Having been on eight cruises, schoolteacher Meena Mehta, 50, is an avid cruiser. She has been on Royal Caribbean cruises from Dubai to Mumbai, and Mumbai to Singapore. “I like to cruise because it’s an easy way to travel and relax – everything I want is right on the ship; food, activities, or entertainment and it’s not tiring at all. It’s also economical, as I don’t have to spend on flying from one place to another, and it has become so much easier now to cruise from India.” says Meena.
Her daughter-in-law Payal, 25, who works in real estate, has also taken two cruise holidays with the family. “We try to go for a cruise at least once a year. Fifteen of us are going for a cruise this December, and I think cruising is becoming more popular amongst Indians because of word-of-mouth experiences like ours,” says Payal.
The Mehtas also love the opportunity to interact with travellers from all over the globe in cruises. “We like to give them travel tips for India, and they always seem so interested and friendly. One couple from the US even visited our home,” Payal adds.
The growth in the cruising sector can also be attributed to new developmental projects by the government, including the construction of new international and domestic cruise terminals in Mumbai, waterfront and floating restaurants, an amphitheatre, marina, and restoration of the Kanhoji Angre Lighthouse on Khanderi island near Mumbai as an offshore excursion. “We provide guaranteed berths to cruise ships at Mumbai Port,” says Bhatia.
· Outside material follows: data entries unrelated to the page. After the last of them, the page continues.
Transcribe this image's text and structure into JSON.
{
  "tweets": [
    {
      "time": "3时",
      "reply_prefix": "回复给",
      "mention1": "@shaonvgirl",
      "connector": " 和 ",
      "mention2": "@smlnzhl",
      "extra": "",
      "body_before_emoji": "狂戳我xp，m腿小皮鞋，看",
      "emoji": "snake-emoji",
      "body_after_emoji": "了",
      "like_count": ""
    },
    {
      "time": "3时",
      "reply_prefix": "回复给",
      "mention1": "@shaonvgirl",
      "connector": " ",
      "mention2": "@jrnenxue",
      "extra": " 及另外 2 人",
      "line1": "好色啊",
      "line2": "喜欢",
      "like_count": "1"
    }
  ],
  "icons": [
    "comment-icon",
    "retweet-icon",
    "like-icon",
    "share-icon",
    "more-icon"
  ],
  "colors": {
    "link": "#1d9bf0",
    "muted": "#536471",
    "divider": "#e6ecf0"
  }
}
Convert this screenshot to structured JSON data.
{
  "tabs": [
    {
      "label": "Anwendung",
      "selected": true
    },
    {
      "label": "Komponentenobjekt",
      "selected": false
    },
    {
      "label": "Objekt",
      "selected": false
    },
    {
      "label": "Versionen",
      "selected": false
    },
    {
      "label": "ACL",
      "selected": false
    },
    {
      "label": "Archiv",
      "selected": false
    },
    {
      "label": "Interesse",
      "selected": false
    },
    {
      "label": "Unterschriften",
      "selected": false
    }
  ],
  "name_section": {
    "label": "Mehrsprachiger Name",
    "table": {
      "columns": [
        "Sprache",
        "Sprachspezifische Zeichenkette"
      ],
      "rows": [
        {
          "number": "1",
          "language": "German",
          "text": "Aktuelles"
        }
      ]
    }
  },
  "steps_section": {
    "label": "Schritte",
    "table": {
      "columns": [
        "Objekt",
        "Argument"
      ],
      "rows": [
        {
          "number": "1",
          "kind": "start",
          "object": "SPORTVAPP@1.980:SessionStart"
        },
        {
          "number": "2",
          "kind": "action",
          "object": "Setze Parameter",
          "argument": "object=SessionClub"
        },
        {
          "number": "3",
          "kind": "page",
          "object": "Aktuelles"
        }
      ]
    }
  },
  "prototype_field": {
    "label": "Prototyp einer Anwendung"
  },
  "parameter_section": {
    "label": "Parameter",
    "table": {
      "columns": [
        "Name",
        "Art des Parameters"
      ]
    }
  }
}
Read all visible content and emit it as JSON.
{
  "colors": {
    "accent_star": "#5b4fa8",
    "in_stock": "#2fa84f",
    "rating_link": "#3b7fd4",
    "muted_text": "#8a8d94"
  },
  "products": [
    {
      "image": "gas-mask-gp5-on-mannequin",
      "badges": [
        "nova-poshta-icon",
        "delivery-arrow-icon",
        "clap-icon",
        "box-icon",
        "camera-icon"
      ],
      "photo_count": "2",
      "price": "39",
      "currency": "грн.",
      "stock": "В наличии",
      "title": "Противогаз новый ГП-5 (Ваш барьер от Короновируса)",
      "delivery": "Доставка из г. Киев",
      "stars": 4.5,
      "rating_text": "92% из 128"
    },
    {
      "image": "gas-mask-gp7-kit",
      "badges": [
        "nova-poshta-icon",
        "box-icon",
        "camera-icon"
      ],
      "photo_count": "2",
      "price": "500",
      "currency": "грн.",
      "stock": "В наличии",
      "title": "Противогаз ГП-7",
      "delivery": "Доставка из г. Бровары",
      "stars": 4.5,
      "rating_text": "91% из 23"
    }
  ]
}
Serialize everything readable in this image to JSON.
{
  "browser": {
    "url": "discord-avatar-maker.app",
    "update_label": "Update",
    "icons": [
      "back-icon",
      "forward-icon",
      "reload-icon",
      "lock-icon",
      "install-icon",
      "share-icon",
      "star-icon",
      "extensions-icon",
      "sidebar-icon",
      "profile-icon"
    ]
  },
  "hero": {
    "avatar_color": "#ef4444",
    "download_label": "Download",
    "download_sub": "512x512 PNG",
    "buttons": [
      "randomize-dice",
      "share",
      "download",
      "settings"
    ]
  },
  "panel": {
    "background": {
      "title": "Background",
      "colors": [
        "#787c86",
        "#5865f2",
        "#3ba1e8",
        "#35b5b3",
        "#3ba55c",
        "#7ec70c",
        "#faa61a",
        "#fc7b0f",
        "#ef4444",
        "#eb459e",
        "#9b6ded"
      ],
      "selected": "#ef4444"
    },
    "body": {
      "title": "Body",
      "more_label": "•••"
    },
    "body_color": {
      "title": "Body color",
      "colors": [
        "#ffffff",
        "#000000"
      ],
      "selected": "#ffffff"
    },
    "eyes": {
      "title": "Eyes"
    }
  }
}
Uniform, single government policies for docking at all major ports in the country have also been introduced, with discounts ranging from 42 per cent to 67 per cent on port charges and tariffs for docking. The e-Visa facility has also enabled passengers to avail online and on-arrival visas, easing the immigration process.
Surendran from Lotus also reports that the time spent by guests at immigration and customs terminals in India has considerably reduced to 30 minutes from two hours a few years ago. The cruise industry in India, particularly Mumbai, has clear skies for smoothing sailing.